Tom Brady is the greatest "franchise" in American sports history.

Updated: Jan 29

With six Superbowl rings under his belt, Tom Brady is eyeing his seventh. What does it say about his legacy? Brady is the most successful 'franchise' to exist and it's not even close.

“You wanna know which ring is my favorite? The next one.” - Tom Brady

I've always been a sports fan. From a young age, if I wasn't rumblin', stumblin', bumblin' (an ode to Chris Berman) around the yard, I was watching a game on the tube. I was born in 1994; a time when the Dallas Cowboys were on top of the world as Superbowl Champions. How has Dallas faired since then? Not as good as Tom Brady.

An alum from Michigan University, Brady had a sub-mediocre career in which from 1996-1999 he threw for a modest 4,773 yards and 30 touchdowns ( . His stats weren't eye-popping, but what didn't show up in the stat sheet was Brady's relentless pursuit of perfection. Could we have predicted he would go on to have the greatest career among American sports athletes? It's unlikely any of us could've seen it coming, except for Tom Brady.

In 2000, sitting in a packed Madison Square Garden, Brady waited for his name to be called. Although his draft stock wasn't among the best, Brady was optimistic he would hear his name sooner rather than later. 198 draft picks and six rounds in, he was still on the board. It was one pick later, at 199th, Brady found out his new home would be in Foxborough, Massachusetts playing for the New England Patriots.

At the time, the Patriots were coming off an 8-8 season. Pete Carroll was trying to right the ship and there was growing concern New England wasn't going to reach the promise land with Drew Bledsoe, even though Bledsoe would eventually sign a 10-year $103 million dollar contract to remain in New England. Eventually, Bill Belichick would take over head coaching responsibilities. Bringing Brady into the fold gave New England assurance they had a modest plan-B at the quarterback position, but certainly no guarantees.

Fast-forward to a week 2 matchup against the Jets in 2001, Bledsoe and the Patriots found themselves down 10-3 in the fourth quarter with 5:11 left on the game clock. Bledsoe scrambled right as the pocket collapsed and headed towards the sideline when Jets' Mo Lewis lowered the boom on the 29-year-old quarterback. Bledsoe remained on the ground. A sheared blood vessel in his chest, it would be the last time Bledsoe would lead the New England Patriots. Although it was devastating, the injury to Bledsoe simultaneously paved the way for the 'Brady-era' to begin in New England. What Brady would do the rest of the season would be nothing short of amazing.

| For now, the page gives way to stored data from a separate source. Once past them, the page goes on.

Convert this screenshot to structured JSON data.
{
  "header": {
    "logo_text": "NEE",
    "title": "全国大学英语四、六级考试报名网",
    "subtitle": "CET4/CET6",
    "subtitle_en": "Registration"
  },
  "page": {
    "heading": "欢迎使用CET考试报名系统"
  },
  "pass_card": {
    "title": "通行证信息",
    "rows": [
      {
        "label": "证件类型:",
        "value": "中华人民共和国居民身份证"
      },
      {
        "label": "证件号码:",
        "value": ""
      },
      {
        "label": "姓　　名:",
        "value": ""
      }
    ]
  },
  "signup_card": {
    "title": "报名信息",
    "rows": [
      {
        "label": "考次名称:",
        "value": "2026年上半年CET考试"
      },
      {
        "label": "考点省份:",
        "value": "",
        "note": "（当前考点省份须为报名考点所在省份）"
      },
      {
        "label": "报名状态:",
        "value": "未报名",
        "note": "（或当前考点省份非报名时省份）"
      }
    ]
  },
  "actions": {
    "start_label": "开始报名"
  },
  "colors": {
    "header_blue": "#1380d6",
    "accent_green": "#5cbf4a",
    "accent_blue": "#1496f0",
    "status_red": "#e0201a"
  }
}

The Patriots would go on to finish 11-3 and lock up the 2nd seed in the AFC Playoffs. In what became known as the "tuck-rule" game, the Raiders and Patriots found themselves entrenched in a winter wonderland battle. Brady's arm would get hit from behind, causing him to lose the football in which the Raiders recovered. However, after reviewing the play, officials ruled Brady's arm was moving forward which ultimately meant the pass was incomplete. The series of events would setup an Adam Vinatieri field goal where he would successfully convert and send the Raiders packing. The field goal led the Patriots to the AFC Conference Championship game against vaunted Pittsburgh Steelers. New England would slide past the Steelers and into the Superbowl XXXVI where they would meet the heavily-favored St. Louis Rams, otherwise known as the "Greatest Show on Turf."

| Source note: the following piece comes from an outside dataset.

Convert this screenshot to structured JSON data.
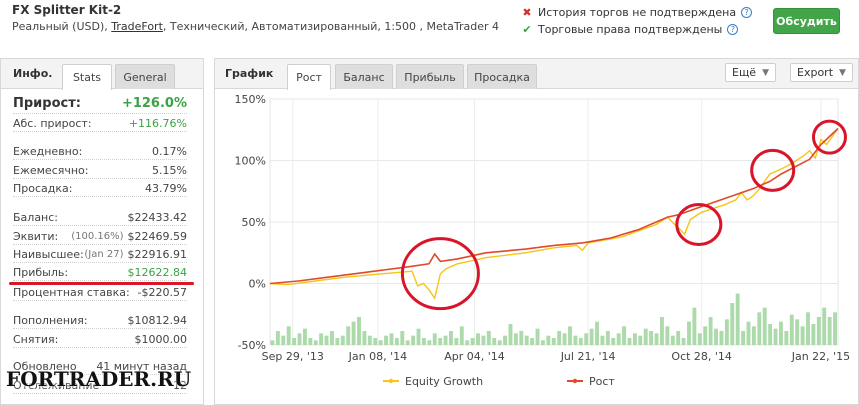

After a Kurt Warner touchdown to Ricky Proehl, the Rams and Patriots found themselves deadlocked 17-17. With no timeouts, New England was 1:30 away from a potential Superbowl title berth. Color commentator, John Madden, suggested the Patriots should play for overtime. Brady and company had other plans. Three straight completions to J.R. Redman, had the Patriots at the 41-yard line with 33 seconds left. Brady's next pass was incomplete, but he quickly redeemed himself by completing a 23-yard pass to Troy Brown. An ensuing 6-yard pass Jermain Wiggins found the Patriots at the 30-yard line. Brady would spike the ball with seven second left, setting up a 48-yard field goal attempt for Vinatieri. The rest is history.

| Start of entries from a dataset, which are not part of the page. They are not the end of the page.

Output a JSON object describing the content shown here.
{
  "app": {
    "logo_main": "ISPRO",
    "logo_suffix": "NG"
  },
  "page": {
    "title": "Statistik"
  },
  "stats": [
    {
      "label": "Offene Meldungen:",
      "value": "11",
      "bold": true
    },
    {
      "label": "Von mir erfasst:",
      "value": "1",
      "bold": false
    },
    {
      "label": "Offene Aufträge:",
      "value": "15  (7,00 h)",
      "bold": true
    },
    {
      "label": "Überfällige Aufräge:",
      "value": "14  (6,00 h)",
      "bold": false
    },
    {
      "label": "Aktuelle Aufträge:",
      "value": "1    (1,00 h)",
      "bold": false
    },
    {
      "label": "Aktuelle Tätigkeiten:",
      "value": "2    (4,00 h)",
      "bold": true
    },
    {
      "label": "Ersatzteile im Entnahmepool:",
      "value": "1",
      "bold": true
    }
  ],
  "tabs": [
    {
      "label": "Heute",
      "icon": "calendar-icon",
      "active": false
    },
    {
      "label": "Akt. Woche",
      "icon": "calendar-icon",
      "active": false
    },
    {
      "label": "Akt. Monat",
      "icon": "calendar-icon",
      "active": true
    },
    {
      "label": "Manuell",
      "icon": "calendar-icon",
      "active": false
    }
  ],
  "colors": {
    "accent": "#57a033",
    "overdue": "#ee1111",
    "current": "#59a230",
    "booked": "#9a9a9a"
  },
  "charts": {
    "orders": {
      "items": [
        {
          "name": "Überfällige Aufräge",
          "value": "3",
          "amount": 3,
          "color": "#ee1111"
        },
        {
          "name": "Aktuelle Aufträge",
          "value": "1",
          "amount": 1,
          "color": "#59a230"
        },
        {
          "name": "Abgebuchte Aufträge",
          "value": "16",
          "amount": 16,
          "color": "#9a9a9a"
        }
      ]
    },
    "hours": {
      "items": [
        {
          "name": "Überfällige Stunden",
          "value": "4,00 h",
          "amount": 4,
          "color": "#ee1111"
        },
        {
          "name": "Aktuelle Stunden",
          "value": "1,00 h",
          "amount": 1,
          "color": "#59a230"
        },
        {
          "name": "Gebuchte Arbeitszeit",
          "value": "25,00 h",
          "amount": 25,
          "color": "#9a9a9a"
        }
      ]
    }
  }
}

From this point, Tom Brady has amassed a career unlike any other. Having thrown for all-time leading best 580 touchdowns and nearly 80,000 yards, it's hard to believe he could raise the bar any higher. But that's what makes Brady different from most. While injuries, lack-luster talent, or bad luck can shorten the careers of some, Brady has found the fountain of youth. This child-like passion has kept him interested in a game that, at it's simplest form, is just a game.

The argument of whether not Brady's success should be credited to Bill Belichick is a debate for the ages. In my opinion, coaching is important, but it takes the right kind of player to drive success. They both have to exist. So how does one prove the coach needed them more than they needed the coach? We can find evidence in the sunshine state.

Tampa Bay decided the time was now and who better than to lead the charge than a multi-winning Superbowl and Superbowl MVP quarterback in Brady? Could he do what he did in New England for 20 years and lead a team that had been far removed from the NFL spotlight for the past decade back to the promise land? Tampa Bay did what New England was reluctant to do and surrounded Brady with more weapons than ever before. Nearly 4,000 passing yards and 40 touchdowns later, Brady has a chance to reach new heights of success. A level many of us didn't think was possible.

Regardless of what happens this postseason, Brady's legacy is set. He's the greatest football player of all-time. It will be a long time before we see someone come close to Brady's accomplishments, but in the meantime I urge everyone to sit back, watch, and enjoy Brady while we can.